Posted: Fri Sep 25 2009
Nightlife If New York is the city that never sleeps, Kyoto is the one that likes to retire at a sensible hour with a mug of cocoa and a book. There are nightclubs, but you can count the good ones on the fingers of one hand, and they don’t all party until sunrise. Trends move at a glacial pace, and many of the liveliest bars close by midnight, even at weekends. If you like your cities to light up at night, pay a visit to Osaka – only a 29-minute train ride away.
Of course, intimacy has its advantages. Venue hopping is a breeze when most of the bars and clubs are packed into a few blocks. When major acts visit Kyoto, they play in venues a fraction of the size they might fill in Tokyo or other clubbing capitals. Jeff Mills, Richie Hawtin, François K and Masters at Work have all played here, to crowds of 300 rather than 3,000.
A two-decade veteran that shows no signs of wearing out its welcome is Metro, surely the world’s only nightclub inside a subway station. The club features international names and plays an eclectic schedule of house, jazz, hip hop, reggae,’80s cheese and dragqueen disco in a typical month.
For ten years, Metro ruled the club scene in Kyoto, but then came World, a 700-capacity club that inherited stone arches from the previous tenant, an Italian restaurant. Some of Tokyo’s biggest names regularly play here. Look out for Emma, Sugiurumun, Shinichi Ozawa or Towa Tei.
A few blocks north is Sam & Dave, which charges different entrance fees for ladies and gents, throws toga parties and Jack Daniel’s nights, stages flair bartending shows, serves alcopops and draws clubbers in their early twenties.
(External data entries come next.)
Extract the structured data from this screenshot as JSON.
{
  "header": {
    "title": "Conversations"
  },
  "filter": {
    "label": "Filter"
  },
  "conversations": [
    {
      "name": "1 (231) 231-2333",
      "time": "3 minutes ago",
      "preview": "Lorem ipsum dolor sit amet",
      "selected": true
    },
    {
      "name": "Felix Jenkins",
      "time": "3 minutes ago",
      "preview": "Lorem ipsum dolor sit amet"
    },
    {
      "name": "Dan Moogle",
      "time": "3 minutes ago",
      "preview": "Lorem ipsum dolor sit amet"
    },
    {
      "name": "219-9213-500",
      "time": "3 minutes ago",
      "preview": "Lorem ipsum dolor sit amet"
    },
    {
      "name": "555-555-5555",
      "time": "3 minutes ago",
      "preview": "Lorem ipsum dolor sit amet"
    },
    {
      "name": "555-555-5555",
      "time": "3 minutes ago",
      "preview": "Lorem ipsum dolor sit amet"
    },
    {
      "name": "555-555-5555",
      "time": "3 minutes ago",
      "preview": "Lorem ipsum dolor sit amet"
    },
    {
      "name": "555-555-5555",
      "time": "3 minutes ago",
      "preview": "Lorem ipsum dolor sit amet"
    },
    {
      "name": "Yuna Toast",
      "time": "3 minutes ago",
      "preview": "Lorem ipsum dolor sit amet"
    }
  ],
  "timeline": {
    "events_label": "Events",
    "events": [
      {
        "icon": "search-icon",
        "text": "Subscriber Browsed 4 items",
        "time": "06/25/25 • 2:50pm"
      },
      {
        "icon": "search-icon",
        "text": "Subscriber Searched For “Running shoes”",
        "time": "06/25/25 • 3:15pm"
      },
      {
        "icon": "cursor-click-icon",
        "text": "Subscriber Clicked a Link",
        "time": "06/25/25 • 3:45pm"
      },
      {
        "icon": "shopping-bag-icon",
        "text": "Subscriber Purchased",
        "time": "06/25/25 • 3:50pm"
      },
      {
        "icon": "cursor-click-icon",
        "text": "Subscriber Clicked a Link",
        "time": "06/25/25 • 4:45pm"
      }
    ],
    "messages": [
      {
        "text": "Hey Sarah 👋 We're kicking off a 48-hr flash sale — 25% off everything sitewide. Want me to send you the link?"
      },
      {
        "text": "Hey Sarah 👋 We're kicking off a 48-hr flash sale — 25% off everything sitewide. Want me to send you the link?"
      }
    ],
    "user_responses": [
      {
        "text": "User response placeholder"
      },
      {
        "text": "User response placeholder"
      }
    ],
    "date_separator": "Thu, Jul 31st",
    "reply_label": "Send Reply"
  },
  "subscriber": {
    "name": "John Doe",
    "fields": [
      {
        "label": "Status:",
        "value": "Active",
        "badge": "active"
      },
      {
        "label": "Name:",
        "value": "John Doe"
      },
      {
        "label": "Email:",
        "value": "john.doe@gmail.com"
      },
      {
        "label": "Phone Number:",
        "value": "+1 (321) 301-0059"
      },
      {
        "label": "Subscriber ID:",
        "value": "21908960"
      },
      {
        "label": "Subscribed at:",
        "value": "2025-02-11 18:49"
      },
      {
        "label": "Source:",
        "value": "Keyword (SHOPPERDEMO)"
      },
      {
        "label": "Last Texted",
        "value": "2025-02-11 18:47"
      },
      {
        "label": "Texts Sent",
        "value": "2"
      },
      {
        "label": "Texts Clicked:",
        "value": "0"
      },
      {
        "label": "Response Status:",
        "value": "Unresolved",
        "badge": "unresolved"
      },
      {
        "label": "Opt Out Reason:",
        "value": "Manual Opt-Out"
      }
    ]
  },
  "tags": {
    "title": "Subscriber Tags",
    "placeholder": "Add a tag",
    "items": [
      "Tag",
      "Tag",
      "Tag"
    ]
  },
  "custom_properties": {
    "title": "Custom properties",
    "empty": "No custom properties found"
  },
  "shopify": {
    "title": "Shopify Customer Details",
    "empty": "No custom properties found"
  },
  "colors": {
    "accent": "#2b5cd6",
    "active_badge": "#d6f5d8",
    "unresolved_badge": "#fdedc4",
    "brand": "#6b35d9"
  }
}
Rounding off the list of clubs worth a look are Lab Tribe, a big, black box that only tends to work when heavyweight acts such as Layo & Bushwacka! or DJ Krush perform; Rub a Dub , a basement cubbyhole with DJs spinning good sets of Jamaican 45s; and Urban Guild , the most avant-garde club in the city. Record store-bar Japonica is a great place to find out about upcoming parties.
In Japan, homosexuality flies below the cultural radar. The best advice is to head for Osaka, specifically the Doyama district, with its bars, clubs, saunas and sex joints. If you do stay in Kyoto, head for Daria, the most welcoming gay spot.
The streets of Kiyamachi and Pontocho sleep all day and perk up at night. Kiyamachi is youthful and rowdy, playing host to the clubs World, Sam & Dave, Urban Guild and Rub a Dub. Pontocho is the classy neighbour, with plenty of cocktail bars and fine restaurants (visit Misogigawa). Linking the two are a dozen alleys packed with lively bars that open late.
The scene consists mainly of domestic acts in smaller venues known as ‘live houses’. The most beloved and atmospheric places to catch a show are two former sake brewhouses: Taku Taku and Jittoku. Taku Taku is the larger of the two, the most central (a block south of our Downtown map) and boasts impressive alumni, including Roy Ayers, John Lee Hooker and Screamin’ Jay Hawkins. These days you’re most likely to hear hotly tipped Japrockers. Jittoku is worth the effort it takes to find it.